Massey University researchers say more must be done to humanely manage the canine population in Samoa.
Dr Els Acke and Dr Kate Hill in collaboration with Mark Farnworth, a Massey PhD student who is a lecturer at Unitec, have carried out a number of research projects in Samoa.
Massey University veterinary science students have also visited Samoa regularly and in conjunction with the Animal Protection Society of Samoa, have neutered over 900 dogs.
Dr Hill, of the Institute of Veterinary, Animal and Biomedical Sciences, says work is needed to help limit the spread of disease, improve the welfare of dogs and protect locals and tourists from bites. "Strategies must include education and improved veterinary provision if dogs and people are to benefit in the long-term."
She says dogs in Samoa live a different life than that of New Zealand dogs. "They are never kept on a leash, and even though most dogs technically are owned by someone they are free to roam the streets, so they often get hit by cars."
But Mr Farnworth says while it may seem these dogs are ownerless and not cared about, the reality is different. "My research indicates that these dogs are still important to the Samoan people and described by many as 'one of the family'," he says. "A recent survey also shows tourists are generally sympathetic to the plight of these dogs."

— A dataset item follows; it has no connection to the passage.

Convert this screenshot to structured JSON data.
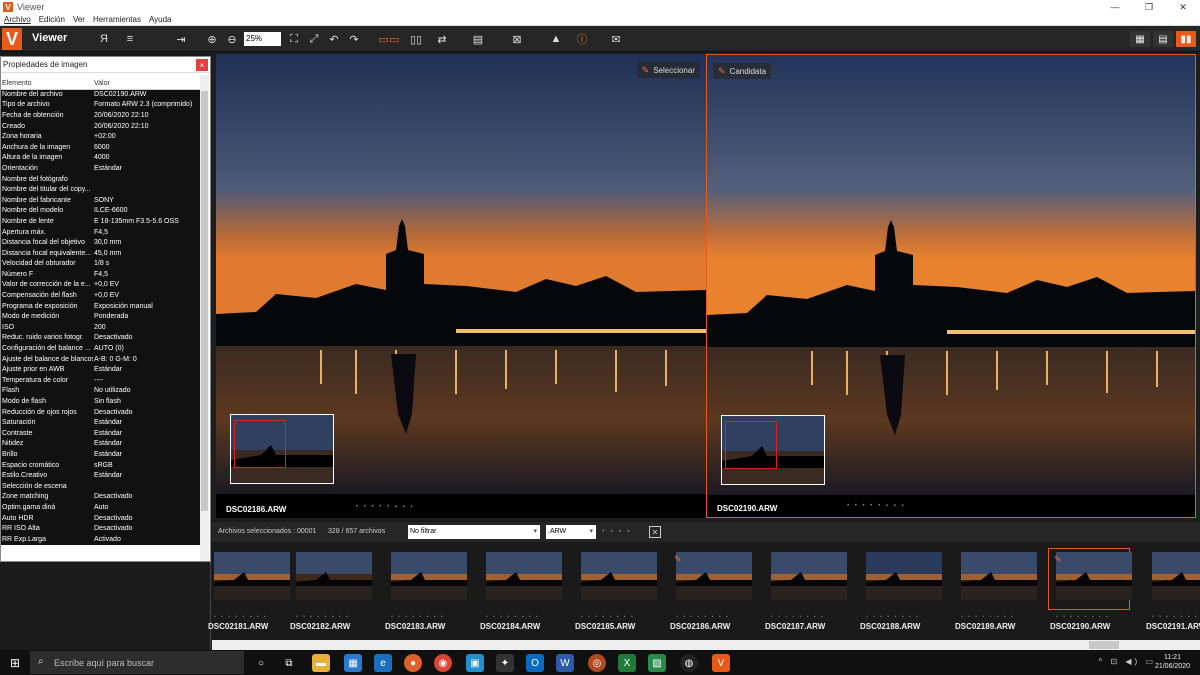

A study conducted of tourists in Samoa, recently submitted for publication, found 64 per cent of tourists had had a negative interaction with a dog while there. More than 80 per cent of tourists said there needed to be better management of the dog population and nearly all respondents felt humane management was the most important tool to achieve that end.
Dr Hill says one of the major issues is disease, as a number of easily prevented diseases and parasites are rife in the Samoan dog population.
"The high population of dogs, and their close contact with people, make them a possible threat to public health since they may pose as reservoirs for agents causing human disease," she says. "A masters project conducted by Ros Carslake, tested 242 dogs during 2010-11 for a number of diseases and found that more than 90 per cent had hookworm. Almost half had another parasite, Dirofilaria immitis (heart worm), while other diseases were also common."
The research findings show a need for more dialogue around the provision of veterinary services and humane population management for dogs in Samoa, the group says. "It is apparent a better management programme will improve the experience of local Samoans, visitors to Samoa and Samoan dogs alike."